Thursday, July 2, 2009

Violence Unsilenced

I don't know if it's incredibly scary or really really brave, but I did something out of character.

I took a subject which (until the end of the year) I had never spoken about and not only published it on my blog, but submitted it to Violence Unsilenced. This was months ago though and I had completely forgotten about it until yesterday when I received an email saying it was my turn to have my story featured. You can go there and read it if you want to.

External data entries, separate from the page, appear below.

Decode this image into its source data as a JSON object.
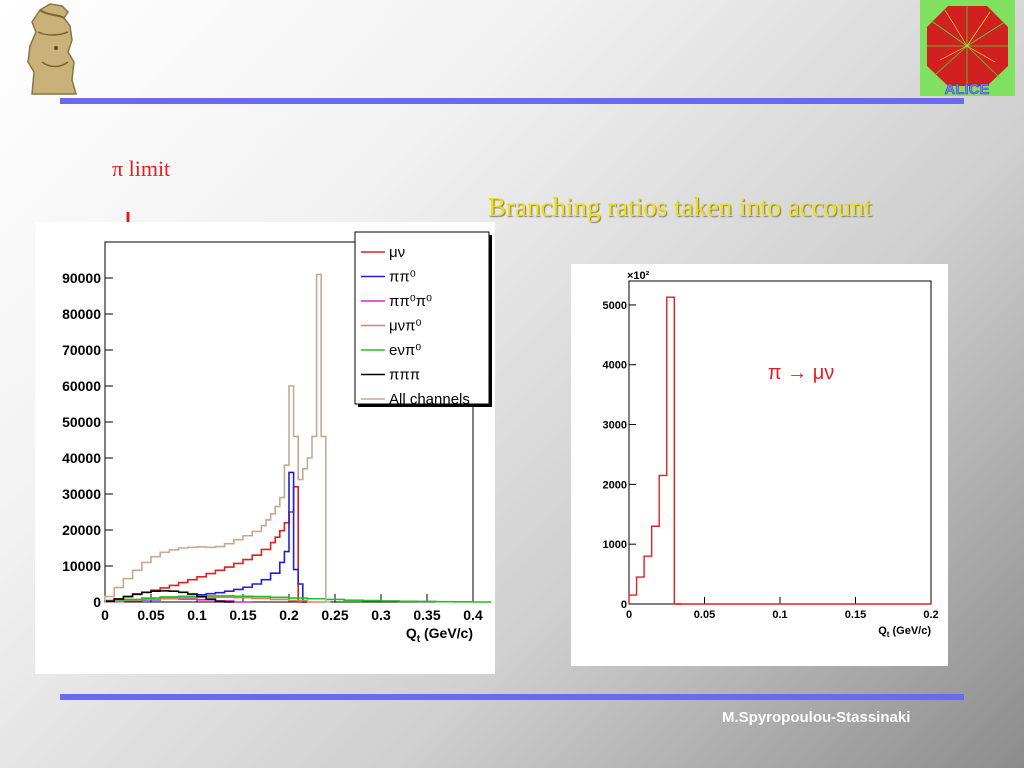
{
  "slide": {
    "pi_limit": "π limit",
    "branching_title": "Branching ratios taken into account",
    "author": "M.Spyropoulou-Stassinaki",
    "colors": {
      "rule": "#6a6af0",
      "title": "#f0e010",
      "pi_limit": "#e02020"
    },
    "logos": {
      "left": "athena-helmet-logo",
      "right": "alice-logo",
      "right_text": "ALICE"
    }
  },
  "chart_data": [
    {
      "type": "histogram",
      "xlabel": "Q_t (GeV/c)",
      "xlim": [
        0,
        0.4
      ],
      "ylim": [
        0,
        100000
      ],
      "xticks": [
        0,
        0.05,
        0.1,
        0.15,
        0.2,
        0.25,
        0.3,
        0.35,
        0.4
      ],
      "xtick_labels": [
        "0",
        "0.05",
        "0.1",
        "0.15",
        "0.2",
        "0.25",
        "0.3",
        "0.35",
        "0.4"
      ],
      "yticks": [
        0,
        10000,
        20000,
        30000,
        40000,
        50000,
        60000,
        70000,
        80000,
        90000
      ],
      "ytick_labels": [
        "0",
        "10000",
        "20000",
        "30000",
        "40000",
        "50000",
        "60000",
        "70000",
        "80000",
        "90000"
      ],
      "legend_position": "top-right",
      "series": [
        {
          "name": "μν",
          "color": "#e02020",
          "x": [
            0,
            0.01,
            0.02,
            0.03,
            0.04,
            0.05,
            0.06,
            0.07,
            0.08,
            0.09,
            0.1,
            0.11,
            0.12,
            0.13,
            0.14,
            0.15,
            0.16,
            0.17,
            0.18,
            0.185,
            0.19,
            0.195,
            0.2,
            0.205,
            0.21,
            0.215
          ],
          "y": [
            400,
            900,
            1500,
            2100,
            2700,
            3300,
            3900,
            4600,
            5400,
            6200,
            7000,
            7900,
            8800,
            9700,
            10700,
            11800,
            13000,
            14600,
            16500,
            18000,
            19800,
            22000,
            25000,
            32000,
            0,
            0
          ]
        },
        {
          "name": "ππ⁰",
          "color": "#2020d0",
          "x": [
            0,
            0.02,
            0.04,
            0.06,
            0.08,
            0.1,
            0.11,
            0.12,
            0.13,
            0.14,
            0.15,
            0.16,
            0.17,
            0.18,
            0.19,
            0.195,
            0.2,
            0.205,
            0.21,
            0.215
          ],
          "y": [
            100,
            300,
            600,
            1000,
            1500,
            2000,
            2300,
            2600,
            3000,
            3500,
            4100,
            5000,
            6200,
            8000,
            11000,
            14000,
            36000,
            9000,
            5000,
            0
          ]
        },
        {
          "name": "ππ⁰π⁰",
          "color": "#e020e0",
          "x": [
            0,
            0.02,
            0.04,
            0.06,
            0.08,
            0.1,
            0.12,
            0.14
          ],
          "y": [
            100,
            400,
            700,
            900,
            800,
            600,
            300,
            0
          ]
        },
        {
          "name": "μνπ⁰",
          "color": "#e08060",
          "x": [
            0,
            0.02,
            0.04,
            0.06,
            0.08,
            0.1,
            0.12,
            0.14,
            0.16,
            0.18,
            0.2,
            0.22
          ],
          "y": [
            200,
            500,
            800,
            1000,
            1200,
            1300,
            1300,
            1200,
            1000,
            700,
            400,
            0
          ]
        },
        {
          "name": "eνπ⁰",
          "color": "#20c020",
          "x": [
            0,
            0.02,
            0.04,
            0.06,
            0.08,
            0.1,
            0.12,
            0.14,
            0.16,
            0.18,
            0.2,
            0.22,
            0.24,
            0.26,
            0.28,
            0.3,
            0.32,
            0.34,
            0.36,
            0.38,
            0.4
          ],
          "y": [
            300,
            700,
            1100,
            1400,
            1600,
            1700,
            1700,
            1600,
            1500,
            1300,
            1100,
            900,
            700,
            500,
            400,
            300,
            200,
            150,
            100,
            50,
            0
          ]
        },
        {
          "name": "πππ",
          "color": "#000000",
          "x": [
            0,
            0.01,
            0.02,
            0.03,
            0.04,
            0.05,
            0.06,
            0.07,
            0.08,
            0.09,
            0.1,
            0.11,
            0.12,
            0.13
          ],
          "y": [
            200,
            800,
            1500,
            2200,
            2700,
            3000,
            3100,
            3000,
            2700,
            2200,
            1500,
            800,
            200,
            0
          ]
        },
        {
          "name": "All channels",
          "color": "#c8a890",
          "x": [
            0,
            0.01,
            0.02,
            0.03,
            0.04,
            0.05,
            0.06,
            0.07,
            0.08,
            0.09,
            0.1,
            0.11,
            0.12,
            0.13,
            0.14,
            0.15,
            0.16,
            0.17,
            0.175,
            0.18,
            0.185,
            0.19,
            0.195,
            0.2,
            0.205,
            0.21,
            0.215,
            0.22,
            0.225,
            0.23,
            0.235,
            0.24
          ],
          "y": [
            1500,
            4000,
            6500,
            8800,
            11000,
            12600,
            13800,
            14500,
            15000,
            15200,
            15300,
            15200,
            15400,
            16200,
            17300,
            18400,
            19600,
            21200,
            22800,
            24500,
            26500,
            29000,
            38000,
            60000,
            46000,
            34000,
            37000,
            40000,
            46000,
            91000,
            46000,
            0
          ]
        }
      ]
    },
    {
      "type": "histogram",
      "xlabel": "Q_t (GeV/c)",
      "xlim": [
        0,
        0.2
      ],
      "ylim": [
        0,
        5400
      ],
      "scale_label": "×10²",
      "annotation": "π → μν",
      "xticks": [
        0,
        0.05,
        0.1,
        0.15,
        0.2
      ],
      "xtick_labels": [
        "0",
        "0.05",
        "0.1",
        "0.15",
        "0.2"
      ],
      "yticks": [
        0,
        1000,
        2000,
        3000,
        4000,
        5000
      ],
      "ytick_labels": [
        "0",
        "1000",
        "2000",
        "3000",
        "4000",
        "5000"
      ],
      "series": [
        {
          "color": "#e02020",
          "x": [
            0,
            0.005,
            0.01,
            0.015,
            0.02,
            0.025,
            0.03
          ],
          "y": [
            150,
            450,
            800,
            1300,
            2150,
            5130,
            0
          ]
        }
      ]
    }
  ]
}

This all started after I had some very intense and surprising internal reactions to writing this post. Not because I was in denial about it, but because writing it all down at one time, in one place, made it so plain to see that it was something serious. All these years I had brushed it off as not being anything to worry about. Perhaps the individual memories weren't noteworthy, but together they had weight... they were heavy... and WHILE SCARY or possibly really really brave, saying something was the turning point for me!

Blogging and putting yourself out there in a public forum is difficult. You run the risk of people misinterpreting what you say... Of people who don't know you (and actually people who DO know you) judging you... This is my worst fear and yet strangely blogging/writing is SO SO cathartic for me. I take all these heavy thoughts and burdens and I release them to the universe. Plus, for me, I find my biggest motivation in life is to connect and share with others. I probably go about it a bit passive aggressive by blogging, being all quasi anonymous and all... but oh well.

I know what my intention is. I try SO very hard to be the best I can be. To be kind. To be thoughtful. To know I DON'T KNOW the fully story of those that I encounter. To treat others how I want to be treated. Ultimately you can't please everyone, but I keep putting it out there anyways. Sometimes you just gotta take a chance, ya know?

2 comments:

Mojo July 2, 2009 at 7:17 AM  

"Scary" and "brave" are always two sides of the same coin. Your story needed telling, for you and for others. Telling it takes a lot of guts. And as someone once told me, "It's not courage if you're not terrified".

Good on ya. I got there before anybody had commented and by the time I was finished typing, three other people had already left comments. So in case you were still wondering, yeah... it counts.

Michael Horvath July 2, 2009 at 8:25 AM  

I understand completely aboout striving to be the best person I can be - a good person and one who does the right and just things. It's not easy. Surprisingly to me I found that my blog has touched others in a way I would never have guessed. God's way of working through me I guess.